All European Scientific Articles To Be Freely Accessible By 2020 (eu2016.nl)
An anonymous reader shares a report on EU2016: All scientific articles in Europe must be freely accessible as of 2020. EU member states want to achieve optimal reuse of research data. They are also looking into a European visa for foreign start-up founders. And, according to the new Innovation Principle, new European legislation must take account of its impact on innovation. These are the main outcomes of the meeting of the Competitiveness Council in Brussels on 27 May. Under the presidency of Netherlands State Secretary for Education, Culture and Science Sander Dekker, the EU ministers responsible for research and innovation decided unanimously to take these significant steps.Many questions remain unanswered. For instance, it is not clear whether the publishers would be forced to make their papers available for free or whether EU will only allow scientists who are happy to abide by the rules to publish papers. We should have more details on this soon.
It says on the article that the rules are supposed to cover parers written on taxpayer money. I'm sorry if this takes the edge off your righteous anger and rage.

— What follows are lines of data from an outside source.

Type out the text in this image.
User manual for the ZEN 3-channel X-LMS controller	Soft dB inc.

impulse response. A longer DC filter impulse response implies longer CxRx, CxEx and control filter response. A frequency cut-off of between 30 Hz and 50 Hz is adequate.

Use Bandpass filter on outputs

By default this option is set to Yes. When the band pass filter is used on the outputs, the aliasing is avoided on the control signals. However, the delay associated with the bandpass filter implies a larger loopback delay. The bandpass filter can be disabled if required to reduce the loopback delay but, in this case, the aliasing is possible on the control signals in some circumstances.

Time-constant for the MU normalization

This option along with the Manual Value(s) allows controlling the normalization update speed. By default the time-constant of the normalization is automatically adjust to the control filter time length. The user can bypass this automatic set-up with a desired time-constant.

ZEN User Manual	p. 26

Then it's a shitty ass summary. My apologies for the bad comment. That's a big difference from the summary. If your work is funded by the government, which means taxpayers, your papers should be freely accessible. Also, any inventions that are novel enough to be patentable should be freely available for anyone to use without paying royalties. The US has a monstrosity called the Bayh-Dole Act, which allows universities to patent federally funded research and charge royalties from taxpayers. That's bullshit.
So let me get this straight. You are a scientific researcher but you don't want to make your results publicly available?
How exactly is that science that you are doing?
Proper science (with the maximum chance of advancing correctly and rapidly, and the maximum benefit to humanity) is an inherently open information-sharing activity.
Are you working on bio-weapons science or something else really dangerous like that? If not, I don't see your motivation for hiding your results.
If you're doing science just for the money, you're doing it wrong.
Where are we going and why are we in a handbasket?
You are a scientific researcher but you don't want to make your results publicly available?
I'm guessing they're not, just an AC troll. Researchers don't get paid whenever something they write is downloaded; the journal leeches are paid whenever someone without a subscription buys access, or paid through subscriptions. If anything, not having your work more available is hurting you, since less people can read, access, and cite your paper. I really can't think of what advantage there would be, intrinsically anyway, to publishing in a paid over an open journal.
Currently government research funding is rigged against open access. The success of the research project will be measured by the impact of the publications generated by it, which means getting published in high impact journals. High impact factor journals are subscription access, or charge a significant fee to make papers open access. If you republish essentially the same work elsewhere as open access, this will be considered a violation of the publisher's copyright, and moreover as auto-plagiarism. As a university (or country for that matter) you can choose between supporting extortionate subscription fees by doing things the traditional way, paying extortionate fees charged by publishers for open access, or refusing to publish in the big scientific journals and as a consequence taking a tumble in the international rankings.